How to complete the tautomerization and substrate-assisted activation prior to C–C bond fission by meta-cleavage product hydrolase LigY?

Abstract

LigY belongs to the amidohydrolase superfamily responsible for the C–C bond fission of meta-cleavage products (MCPs). LigY employs similar nucleophile-activation strategies like previously reported serine-dependent MCP hydrolases; however, the mechanisms of the tautomerization and hydrolysis are different. In this study, the quantum mechanics/molecular mechanics (QM/MM) approach was performed to elucidate the mechanism of MCP C–C bond fission by LigY. The binding (monodentate or bidentate) of the substrate to a zinc ion plays a significant role in the tautomerization. Both binding modes could complete the tautomerization and hydrolysis; however, the monodentate mode and five-coordination might be the most likely binding mode.

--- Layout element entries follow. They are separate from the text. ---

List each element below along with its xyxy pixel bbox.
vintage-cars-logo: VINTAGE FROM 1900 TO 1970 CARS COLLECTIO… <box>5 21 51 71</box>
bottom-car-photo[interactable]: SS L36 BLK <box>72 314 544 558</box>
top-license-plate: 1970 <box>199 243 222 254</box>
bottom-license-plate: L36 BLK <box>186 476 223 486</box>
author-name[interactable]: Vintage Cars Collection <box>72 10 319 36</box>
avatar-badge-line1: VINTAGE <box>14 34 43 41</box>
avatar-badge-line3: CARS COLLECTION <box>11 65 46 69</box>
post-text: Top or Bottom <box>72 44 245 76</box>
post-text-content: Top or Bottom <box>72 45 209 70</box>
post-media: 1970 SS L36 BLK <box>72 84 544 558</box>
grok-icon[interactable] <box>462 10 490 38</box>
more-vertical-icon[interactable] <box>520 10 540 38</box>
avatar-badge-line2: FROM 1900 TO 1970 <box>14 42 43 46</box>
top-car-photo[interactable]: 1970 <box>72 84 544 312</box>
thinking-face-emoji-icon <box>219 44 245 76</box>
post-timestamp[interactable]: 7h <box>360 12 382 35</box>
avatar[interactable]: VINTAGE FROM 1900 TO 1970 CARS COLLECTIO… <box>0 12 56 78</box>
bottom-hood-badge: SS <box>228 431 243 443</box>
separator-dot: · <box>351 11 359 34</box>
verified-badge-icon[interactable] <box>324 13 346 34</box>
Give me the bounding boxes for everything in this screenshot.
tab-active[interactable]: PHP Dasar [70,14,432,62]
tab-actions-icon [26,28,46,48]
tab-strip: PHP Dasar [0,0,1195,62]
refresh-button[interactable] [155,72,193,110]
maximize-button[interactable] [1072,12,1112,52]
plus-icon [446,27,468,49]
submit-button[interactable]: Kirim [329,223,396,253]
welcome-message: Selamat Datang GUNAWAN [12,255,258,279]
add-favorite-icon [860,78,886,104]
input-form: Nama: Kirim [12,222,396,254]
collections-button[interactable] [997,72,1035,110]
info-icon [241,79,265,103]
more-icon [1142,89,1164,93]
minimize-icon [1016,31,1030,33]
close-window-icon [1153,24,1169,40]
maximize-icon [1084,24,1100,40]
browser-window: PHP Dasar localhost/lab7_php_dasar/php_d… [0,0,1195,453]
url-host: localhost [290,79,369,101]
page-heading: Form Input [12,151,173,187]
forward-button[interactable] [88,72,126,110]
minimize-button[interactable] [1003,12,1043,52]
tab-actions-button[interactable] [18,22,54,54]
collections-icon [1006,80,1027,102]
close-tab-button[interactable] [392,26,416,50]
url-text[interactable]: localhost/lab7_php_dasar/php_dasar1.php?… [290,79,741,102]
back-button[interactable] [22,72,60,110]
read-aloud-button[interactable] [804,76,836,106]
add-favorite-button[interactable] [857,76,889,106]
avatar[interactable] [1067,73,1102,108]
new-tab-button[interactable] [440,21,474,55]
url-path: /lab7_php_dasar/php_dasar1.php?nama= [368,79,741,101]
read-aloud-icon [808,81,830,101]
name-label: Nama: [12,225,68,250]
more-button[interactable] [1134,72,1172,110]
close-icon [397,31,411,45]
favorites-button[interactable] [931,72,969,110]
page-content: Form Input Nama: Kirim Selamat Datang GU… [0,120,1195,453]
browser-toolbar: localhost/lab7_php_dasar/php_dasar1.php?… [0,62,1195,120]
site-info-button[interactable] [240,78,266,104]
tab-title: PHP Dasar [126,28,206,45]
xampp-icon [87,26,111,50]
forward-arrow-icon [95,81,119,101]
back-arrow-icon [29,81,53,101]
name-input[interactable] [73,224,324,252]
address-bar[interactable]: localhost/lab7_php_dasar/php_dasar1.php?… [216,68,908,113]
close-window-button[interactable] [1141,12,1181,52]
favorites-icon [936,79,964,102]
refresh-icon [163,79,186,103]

For the bidentate binding mode, unlike the mechanism proposed based on experiments, Tyr190 acts as a “proton transfer” bridge to complete the tautomerization and indirectly activates the catalytic water. For the monodentate binding mode, interestingly, Tyr190/Arg234* (from the neighboring protomer B) act as a proton donor for the activated deprotonated water required to complete the tautomerization. A strong hydrogen bond is formed in this step to stabilize the water and prevent it from moving away from the substrate (C⁶-carbonyl), leading to the subsequent C–C bond fragmentation. Furthermore, Arg72 plays a crucial role in the monodentate binding of the substrate to Zn(II). Our work expanded the understanding of the mechanism of MCP C–C bond fragmentation by LigY, especially details of the tautomerization and substrate-assisted activation prior to C–C bond fission.